Dr Wolf added: "By 'personality' we usually mean some kind of consistency in behaviour. If an animal is bold, aggressive or extrovert they tend to be stable in these characteristics over time. They don't switch their behaviour abruptly."

A young great tit, for example, which exhibits the trait of exploring a new environment in a superficial way will tend to continue this superficial exploration of its surroundings as it gets older, Dr Wolf said.

"Even more interestingly, it will also tend to be more aggressive than its thoroughly exploring conspecifics [members of the same species] and behave more boldly when confronted with novel objects, as well as have a different dominance position in the group hierarchy."

The study, published in the journal Nature, points out that it is difficult to explain how such individual differences in behaviour have come about unless they are seen as the results of two rival strategies - live fast and die young, or grow old gracefully. "In many cases personalities are shaped by a simple underlying principle: the more an individual stands to lose in terms of reproduction, the more cautiously it should behave, in all kinds of situations and consistently over time," Dr Wolf said.

"Many personality traits have a risky component. According to our theory, individuals who have little to lose should take risks, those who have much to lose should not. In effect, some individuals invest in future benefits and late reproduction, whereas other individuals put more emphasis on current benefits and reproduce early," he said.

The trade-off between the two strategies - risky and safe behaviour - results in the type of personality differences scientists and pet owners have observed in a wide range of species, the researchers say.

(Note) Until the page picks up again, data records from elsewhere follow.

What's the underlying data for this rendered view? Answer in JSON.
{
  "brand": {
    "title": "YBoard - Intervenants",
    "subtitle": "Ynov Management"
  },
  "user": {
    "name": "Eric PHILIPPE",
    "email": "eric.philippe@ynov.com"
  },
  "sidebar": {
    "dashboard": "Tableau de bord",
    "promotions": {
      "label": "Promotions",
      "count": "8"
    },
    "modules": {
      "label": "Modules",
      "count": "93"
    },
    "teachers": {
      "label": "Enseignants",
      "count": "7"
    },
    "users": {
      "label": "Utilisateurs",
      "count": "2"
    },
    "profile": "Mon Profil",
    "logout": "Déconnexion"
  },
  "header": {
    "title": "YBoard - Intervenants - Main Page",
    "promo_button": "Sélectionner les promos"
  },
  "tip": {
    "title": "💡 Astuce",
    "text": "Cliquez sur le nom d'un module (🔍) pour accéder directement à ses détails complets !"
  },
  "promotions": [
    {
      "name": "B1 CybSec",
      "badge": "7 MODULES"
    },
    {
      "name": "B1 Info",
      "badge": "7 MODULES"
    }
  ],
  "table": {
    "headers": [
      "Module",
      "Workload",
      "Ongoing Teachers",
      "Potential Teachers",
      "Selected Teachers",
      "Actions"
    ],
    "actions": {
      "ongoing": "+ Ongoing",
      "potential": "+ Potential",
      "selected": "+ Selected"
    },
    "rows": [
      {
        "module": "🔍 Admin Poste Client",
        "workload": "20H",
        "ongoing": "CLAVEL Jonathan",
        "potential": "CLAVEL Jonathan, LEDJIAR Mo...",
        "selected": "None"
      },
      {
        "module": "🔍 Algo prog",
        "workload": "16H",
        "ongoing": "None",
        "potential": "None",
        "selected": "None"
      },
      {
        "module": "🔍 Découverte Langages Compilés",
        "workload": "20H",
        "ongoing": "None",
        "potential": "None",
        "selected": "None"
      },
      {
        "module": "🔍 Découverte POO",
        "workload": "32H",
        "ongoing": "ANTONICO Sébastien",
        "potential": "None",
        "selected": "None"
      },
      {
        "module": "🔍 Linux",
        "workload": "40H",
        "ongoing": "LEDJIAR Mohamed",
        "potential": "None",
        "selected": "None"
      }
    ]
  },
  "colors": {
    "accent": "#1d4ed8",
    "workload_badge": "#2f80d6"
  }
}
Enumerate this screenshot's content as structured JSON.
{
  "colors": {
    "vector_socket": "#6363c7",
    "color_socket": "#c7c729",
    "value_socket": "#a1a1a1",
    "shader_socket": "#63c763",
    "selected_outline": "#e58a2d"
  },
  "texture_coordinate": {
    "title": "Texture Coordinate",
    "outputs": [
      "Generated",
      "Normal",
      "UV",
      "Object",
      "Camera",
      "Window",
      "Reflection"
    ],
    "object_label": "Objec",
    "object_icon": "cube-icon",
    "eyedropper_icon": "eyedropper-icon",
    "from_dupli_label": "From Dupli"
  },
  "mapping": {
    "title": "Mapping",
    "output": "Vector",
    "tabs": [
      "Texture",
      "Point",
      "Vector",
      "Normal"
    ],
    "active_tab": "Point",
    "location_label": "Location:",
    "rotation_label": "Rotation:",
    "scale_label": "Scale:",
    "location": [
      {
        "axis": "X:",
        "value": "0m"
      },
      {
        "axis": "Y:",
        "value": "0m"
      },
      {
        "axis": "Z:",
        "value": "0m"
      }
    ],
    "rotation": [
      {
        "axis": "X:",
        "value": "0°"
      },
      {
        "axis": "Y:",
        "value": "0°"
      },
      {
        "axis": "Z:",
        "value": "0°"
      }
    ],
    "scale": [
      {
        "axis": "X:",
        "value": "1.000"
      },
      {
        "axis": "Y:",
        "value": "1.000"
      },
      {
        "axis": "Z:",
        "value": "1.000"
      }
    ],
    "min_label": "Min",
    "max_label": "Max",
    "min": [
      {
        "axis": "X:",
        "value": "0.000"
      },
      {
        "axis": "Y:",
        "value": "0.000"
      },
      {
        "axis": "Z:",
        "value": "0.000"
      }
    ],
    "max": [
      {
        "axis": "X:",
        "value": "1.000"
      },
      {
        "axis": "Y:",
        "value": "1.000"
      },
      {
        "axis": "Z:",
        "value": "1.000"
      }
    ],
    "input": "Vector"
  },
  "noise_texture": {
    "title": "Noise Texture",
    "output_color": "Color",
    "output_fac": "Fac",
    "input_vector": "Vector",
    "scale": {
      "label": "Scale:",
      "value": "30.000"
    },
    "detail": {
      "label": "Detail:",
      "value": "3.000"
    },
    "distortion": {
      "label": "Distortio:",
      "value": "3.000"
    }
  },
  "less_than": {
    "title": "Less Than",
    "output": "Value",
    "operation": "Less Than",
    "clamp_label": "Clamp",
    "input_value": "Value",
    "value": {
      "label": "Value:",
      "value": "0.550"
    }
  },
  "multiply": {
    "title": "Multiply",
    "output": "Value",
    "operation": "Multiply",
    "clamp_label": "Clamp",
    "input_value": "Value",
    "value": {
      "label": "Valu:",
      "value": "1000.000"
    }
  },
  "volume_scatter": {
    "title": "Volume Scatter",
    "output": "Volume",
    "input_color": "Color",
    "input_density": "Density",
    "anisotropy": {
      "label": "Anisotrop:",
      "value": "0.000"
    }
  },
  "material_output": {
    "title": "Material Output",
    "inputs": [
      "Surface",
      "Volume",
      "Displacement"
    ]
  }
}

"It simultaneously explains the coexistence of behavioural types, the consistency of behaviour through time and the structure of behavioural correlations across contexts," the Nature report says. "Moreover, it explains the common finding that explorative behaviour and risk-related traits are common characteristics of animal personalities."

Dr Wolf said that whether the same approach can be used to explain differences in human personality is still open to question.

"At the very least, the results of this study could be taken to provide an evolutionary underpinning of the common saying that 'he that has least to lose has least to fear'," he said.